In their work, they expand upon the existing model to incorporate parking behavior, an important factor of delivery driving which is often overlooked in the literature. In doing so, the researchers have incorporated aspects of the physical infrastructure into consideration, as well as driver knowledge and behavior. The inclusion of these important aspects of delivery performance allows us to more meaningfully delve into how interventions in parking regulations, driver training, or infrastructure redevelopment might influence the system overall.

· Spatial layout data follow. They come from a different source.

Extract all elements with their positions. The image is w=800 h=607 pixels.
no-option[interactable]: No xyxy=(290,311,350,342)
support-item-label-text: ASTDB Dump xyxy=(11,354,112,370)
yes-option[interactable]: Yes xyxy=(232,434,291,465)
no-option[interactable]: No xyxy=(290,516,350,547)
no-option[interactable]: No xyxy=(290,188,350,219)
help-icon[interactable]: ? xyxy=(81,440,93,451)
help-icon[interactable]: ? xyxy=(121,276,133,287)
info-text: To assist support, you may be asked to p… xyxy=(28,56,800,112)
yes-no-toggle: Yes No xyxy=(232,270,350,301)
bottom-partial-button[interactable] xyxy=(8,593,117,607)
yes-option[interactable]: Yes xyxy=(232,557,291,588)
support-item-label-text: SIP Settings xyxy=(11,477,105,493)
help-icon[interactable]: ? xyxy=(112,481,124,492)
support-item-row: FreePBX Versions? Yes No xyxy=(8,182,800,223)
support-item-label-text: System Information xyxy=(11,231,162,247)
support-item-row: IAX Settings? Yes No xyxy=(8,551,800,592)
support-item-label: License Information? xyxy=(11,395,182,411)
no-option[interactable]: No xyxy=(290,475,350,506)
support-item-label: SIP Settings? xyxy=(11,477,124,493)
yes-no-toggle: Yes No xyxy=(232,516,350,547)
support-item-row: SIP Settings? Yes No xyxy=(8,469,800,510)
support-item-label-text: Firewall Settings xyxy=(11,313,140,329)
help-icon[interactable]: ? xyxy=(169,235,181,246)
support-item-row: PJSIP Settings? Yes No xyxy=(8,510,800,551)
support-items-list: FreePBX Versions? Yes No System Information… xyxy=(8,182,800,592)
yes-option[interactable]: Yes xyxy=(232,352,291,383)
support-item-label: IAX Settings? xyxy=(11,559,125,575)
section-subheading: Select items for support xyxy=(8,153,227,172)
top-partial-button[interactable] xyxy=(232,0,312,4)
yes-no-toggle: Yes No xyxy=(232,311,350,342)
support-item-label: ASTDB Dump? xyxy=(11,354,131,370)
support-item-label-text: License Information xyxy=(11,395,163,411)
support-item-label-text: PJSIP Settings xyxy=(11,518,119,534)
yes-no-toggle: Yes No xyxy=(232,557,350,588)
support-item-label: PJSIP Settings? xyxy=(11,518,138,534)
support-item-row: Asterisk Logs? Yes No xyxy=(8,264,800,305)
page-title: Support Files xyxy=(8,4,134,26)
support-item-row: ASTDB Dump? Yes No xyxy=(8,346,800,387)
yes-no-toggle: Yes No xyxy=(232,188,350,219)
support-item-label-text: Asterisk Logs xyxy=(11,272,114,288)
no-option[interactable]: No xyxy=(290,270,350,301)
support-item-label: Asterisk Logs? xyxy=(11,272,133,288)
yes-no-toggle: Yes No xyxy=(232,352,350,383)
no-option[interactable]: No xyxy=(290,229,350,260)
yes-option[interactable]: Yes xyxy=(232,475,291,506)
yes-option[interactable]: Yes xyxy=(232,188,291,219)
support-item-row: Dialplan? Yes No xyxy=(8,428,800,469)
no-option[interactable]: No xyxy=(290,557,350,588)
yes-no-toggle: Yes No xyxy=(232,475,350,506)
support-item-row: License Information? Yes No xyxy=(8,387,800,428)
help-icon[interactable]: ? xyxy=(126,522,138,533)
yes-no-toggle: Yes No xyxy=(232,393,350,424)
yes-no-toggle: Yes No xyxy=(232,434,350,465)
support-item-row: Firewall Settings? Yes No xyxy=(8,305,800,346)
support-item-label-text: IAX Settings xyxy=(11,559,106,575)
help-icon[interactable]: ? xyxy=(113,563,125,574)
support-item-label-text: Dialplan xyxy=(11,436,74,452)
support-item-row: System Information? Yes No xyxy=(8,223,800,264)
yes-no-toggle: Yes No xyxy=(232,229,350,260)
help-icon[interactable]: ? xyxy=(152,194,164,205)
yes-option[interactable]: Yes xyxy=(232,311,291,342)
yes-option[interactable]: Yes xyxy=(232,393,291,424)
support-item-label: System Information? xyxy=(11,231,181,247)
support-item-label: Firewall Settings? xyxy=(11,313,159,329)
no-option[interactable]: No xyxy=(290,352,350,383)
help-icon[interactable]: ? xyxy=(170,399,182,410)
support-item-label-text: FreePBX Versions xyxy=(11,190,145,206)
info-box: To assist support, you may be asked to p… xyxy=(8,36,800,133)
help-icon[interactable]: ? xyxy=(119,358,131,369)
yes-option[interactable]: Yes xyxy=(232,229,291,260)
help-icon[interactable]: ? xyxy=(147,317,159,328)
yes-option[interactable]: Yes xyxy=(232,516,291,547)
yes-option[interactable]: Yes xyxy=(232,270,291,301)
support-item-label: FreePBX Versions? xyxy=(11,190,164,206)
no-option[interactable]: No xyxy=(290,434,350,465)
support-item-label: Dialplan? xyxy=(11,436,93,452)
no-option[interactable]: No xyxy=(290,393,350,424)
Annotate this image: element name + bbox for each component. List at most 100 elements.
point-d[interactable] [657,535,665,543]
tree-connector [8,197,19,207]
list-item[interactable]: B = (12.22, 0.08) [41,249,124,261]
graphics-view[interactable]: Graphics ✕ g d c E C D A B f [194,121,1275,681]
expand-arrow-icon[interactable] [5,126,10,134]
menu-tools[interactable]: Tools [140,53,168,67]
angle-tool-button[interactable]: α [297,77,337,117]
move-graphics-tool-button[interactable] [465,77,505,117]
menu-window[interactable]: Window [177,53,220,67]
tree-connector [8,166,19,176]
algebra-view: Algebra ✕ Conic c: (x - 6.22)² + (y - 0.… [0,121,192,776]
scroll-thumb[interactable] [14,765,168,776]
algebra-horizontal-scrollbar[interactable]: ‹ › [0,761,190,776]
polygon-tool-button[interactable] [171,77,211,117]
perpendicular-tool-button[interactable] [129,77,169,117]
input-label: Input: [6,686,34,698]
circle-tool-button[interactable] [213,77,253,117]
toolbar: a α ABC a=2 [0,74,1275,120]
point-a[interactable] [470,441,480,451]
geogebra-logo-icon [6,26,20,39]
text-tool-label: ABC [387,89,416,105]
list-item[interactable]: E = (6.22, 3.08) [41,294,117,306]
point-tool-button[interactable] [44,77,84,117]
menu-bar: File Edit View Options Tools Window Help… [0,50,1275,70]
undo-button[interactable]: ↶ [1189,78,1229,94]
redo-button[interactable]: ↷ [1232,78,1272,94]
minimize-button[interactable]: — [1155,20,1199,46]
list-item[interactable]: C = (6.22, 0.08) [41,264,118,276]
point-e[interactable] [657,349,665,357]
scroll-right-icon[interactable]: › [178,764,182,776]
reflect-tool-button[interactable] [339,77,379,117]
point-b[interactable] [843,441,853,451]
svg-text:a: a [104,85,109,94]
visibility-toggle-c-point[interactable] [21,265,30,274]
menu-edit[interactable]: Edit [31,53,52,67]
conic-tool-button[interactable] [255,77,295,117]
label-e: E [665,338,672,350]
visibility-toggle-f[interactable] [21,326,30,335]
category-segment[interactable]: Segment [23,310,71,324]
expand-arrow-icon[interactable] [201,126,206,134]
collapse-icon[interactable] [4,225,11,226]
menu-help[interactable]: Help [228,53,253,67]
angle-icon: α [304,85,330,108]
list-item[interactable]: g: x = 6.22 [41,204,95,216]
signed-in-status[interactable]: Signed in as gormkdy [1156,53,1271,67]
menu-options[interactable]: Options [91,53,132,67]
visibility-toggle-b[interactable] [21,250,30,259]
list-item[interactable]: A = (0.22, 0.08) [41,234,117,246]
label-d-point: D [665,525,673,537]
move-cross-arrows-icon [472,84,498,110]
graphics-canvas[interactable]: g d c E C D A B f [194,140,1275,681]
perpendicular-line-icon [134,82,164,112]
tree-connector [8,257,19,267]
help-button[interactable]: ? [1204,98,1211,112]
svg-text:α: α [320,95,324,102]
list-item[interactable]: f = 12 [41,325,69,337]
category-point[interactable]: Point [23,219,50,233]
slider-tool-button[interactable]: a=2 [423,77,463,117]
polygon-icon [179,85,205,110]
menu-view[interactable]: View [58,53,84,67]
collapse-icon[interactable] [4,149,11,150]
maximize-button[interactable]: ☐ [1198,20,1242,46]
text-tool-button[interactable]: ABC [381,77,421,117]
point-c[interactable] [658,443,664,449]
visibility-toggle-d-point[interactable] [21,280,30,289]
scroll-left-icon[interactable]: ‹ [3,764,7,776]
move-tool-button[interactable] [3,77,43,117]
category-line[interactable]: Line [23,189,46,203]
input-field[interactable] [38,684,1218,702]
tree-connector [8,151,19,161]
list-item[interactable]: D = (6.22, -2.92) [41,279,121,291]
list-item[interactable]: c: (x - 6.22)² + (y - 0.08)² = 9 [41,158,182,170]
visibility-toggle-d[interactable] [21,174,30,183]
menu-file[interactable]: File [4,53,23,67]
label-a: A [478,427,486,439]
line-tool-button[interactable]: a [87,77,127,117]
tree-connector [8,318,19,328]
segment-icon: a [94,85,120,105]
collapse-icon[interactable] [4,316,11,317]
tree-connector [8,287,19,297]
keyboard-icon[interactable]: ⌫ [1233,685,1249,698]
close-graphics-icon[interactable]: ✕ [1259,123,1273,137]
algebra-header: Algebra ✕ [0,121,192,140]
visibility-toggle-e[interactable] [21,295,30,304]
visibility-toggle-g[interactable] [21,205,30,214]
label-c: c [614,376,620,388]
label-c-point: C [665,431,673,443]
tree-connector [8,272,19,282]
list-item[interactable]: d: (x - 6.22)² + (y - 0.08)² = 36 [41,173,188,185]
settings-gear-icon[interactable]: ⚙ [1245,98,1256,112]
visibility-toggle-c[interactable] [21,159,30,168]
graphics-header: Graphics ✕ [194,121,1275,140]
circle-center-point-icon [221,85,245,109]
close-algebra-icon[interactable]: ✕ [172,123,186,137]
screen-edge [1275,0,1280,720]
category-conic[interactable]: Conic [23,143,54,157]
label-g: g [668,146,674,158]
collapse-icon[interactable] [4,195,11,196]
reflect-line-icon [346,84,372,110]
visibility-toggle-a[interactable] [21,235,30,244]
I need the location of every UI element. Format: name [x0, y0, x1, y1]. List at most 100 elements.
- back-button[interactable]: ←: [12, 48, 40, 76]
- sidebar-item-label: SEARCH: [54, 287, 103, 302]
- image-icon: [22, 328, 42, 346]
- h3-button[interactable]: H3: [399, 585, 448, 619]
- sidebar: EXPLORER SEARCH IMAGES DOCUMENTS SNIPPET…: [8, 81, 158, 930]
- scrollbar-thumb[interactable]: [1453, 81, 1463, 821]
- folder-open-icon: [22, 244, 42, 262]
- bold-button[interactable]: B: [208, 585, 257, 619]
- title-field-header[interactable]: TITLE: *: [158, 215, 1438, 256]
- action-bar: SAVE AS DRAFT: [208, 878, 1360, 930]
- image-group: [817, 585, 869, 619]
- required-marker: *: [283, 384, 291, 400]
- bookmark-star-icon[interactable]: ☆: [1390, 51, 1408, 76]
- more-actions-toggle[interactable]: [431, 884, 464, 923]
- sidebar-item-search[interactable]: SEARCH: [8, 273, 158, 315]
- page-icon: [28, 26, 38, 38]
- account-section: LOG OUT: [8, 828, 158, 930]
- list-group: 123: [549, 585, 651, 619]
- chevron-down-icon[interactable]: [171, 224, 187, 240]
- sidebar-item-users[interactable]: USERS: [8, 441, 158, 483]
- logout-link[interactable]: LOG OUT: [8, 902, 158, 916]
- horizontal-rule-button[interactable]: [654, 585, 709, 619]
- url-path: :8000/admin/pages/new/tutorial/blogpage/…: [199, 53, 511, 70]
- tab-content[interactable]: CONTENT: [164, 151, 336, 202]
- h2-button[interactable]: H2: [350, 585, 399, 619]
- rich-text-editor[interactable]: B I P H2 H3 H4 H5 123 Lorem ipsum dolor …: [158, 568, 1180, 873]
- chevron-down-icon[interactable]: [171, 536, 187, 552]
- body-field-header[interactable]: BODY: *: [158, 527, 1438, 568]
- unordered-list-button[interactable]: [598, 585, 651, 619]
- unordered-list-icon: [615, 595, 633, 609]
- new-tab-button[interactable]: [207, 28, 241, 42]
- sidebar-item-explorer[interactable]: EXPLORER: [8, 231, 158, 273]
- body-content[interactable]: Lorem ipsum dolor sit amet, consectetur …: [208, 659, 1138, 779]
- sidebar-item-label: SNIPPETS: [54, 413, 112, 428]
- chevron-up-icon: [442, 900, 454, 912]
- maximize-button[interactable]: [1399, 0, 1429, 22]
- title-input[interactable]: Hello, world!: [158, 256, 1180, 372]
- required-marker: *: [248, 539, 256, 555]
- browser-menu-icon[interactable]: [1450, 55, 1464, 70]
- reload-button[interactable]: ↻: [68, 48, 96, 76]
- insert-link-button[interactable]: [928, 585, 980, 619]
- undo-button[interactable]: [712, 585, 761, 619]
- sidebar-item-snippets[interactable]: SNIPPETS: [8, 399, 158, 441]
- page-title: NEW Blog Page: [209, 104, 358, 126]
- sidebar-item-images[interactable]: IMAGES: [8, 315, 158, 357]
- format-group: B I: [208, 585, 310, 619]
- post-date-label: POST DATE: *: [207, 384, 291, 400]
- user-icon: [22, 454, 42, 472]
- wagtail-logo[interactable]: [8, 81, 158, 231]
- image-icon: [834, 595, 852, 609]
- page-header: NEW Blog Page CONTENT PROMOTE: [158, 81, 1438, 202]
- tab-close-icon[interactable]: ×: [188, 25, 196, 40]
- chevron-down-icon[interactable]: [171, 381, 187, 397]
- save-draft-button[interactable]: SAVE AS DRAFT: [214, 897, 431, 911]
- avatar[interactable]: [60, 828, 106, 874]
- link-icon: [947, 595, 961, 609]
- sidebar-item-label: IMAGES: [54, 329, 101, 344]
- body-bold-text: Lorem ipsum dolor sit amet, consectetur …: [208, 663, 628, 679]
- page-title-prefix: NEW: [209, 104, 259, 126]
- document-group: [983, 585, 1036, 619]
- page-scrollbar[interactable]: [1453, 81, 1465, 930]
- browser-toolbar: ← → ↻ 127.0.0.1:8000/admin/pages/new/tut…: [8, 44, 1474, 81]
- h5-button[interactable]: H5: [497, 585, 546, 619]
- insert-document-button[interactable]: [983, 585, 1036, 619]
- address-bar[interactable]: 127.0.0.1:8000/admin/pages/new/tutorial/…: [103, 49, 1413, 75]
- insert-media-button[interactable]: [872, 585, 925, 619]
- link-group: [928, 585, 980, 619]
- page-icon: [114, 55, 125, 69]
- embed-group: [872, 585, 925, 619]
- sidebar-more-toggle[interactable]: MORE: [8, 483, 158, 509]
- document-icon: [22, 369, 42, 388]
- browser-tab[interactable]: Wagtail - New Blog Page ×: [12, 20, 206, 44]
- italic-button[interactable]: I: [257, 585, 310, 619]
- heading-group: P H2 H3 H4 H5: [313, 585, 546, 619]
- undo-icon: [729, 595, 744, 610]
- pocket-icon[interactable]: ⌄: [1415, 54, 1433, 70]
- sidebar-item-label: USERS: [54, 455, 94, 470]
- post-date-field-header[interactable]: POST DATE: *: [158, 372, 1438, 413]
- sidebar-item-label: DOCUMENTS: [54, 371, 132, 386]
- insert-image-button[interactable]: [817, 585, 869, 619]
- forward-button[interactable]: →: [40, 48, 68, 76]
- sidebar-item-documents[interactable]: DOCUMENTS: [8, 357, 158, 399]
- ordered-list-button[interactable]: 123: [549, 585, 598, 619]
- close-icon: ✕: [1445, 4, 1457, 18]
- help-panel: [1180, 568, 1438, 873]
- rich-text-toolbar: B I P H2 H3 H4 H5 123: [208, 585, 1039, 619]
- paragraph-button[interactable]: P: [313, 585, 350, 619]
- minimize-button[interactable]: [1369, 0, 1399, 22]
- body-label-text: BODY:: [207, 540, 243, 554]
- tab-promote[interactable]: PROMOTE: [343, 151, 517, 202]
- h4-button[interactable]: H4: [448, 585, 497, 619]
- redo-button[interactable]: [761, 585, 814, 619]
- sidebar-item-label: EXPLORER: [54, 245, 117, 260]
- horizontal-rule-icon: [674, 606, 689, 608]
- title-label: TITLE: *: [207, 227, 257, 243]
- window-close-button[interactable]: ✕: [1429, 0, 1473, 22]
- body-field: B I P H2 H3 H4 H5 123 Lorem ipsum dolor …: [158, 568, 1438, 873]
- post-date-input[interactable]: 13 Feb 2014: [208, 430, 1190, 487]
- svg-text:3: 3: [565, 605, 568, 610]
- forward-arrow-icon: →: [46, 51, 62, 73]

The model presented makes the outcome of different policies and investments a topic which urban planners can more meaningfully compare and discuss. By helping non-specialists explore different trade-offs between proposed interventions, we can help both urban planners and delivery companies understand both how things are now and how they may develop in the future. These changes may have implications on the health of the city, both in terms of the well-being of its citizens and the viability of its economic engine.
By investigating this relatively opaque process now, we can build more resilient systems and urban/academic/industrial partnerships to help steward the city’s development. The tool they present can be used to explore different policy and infrastructure interventions.
Source: Wise, S., Cheliotis, K., Bates, O., McLeod, F., Cherrett, T., Allen, J., … & Bektas, T. (2019, April). Park and parcel: an agent-based exploration of last-mile freight delivery behavior as it relates to parking. In 2019 Spring Simulation Conference (SpringSim) (pp. 1-10). IEEE.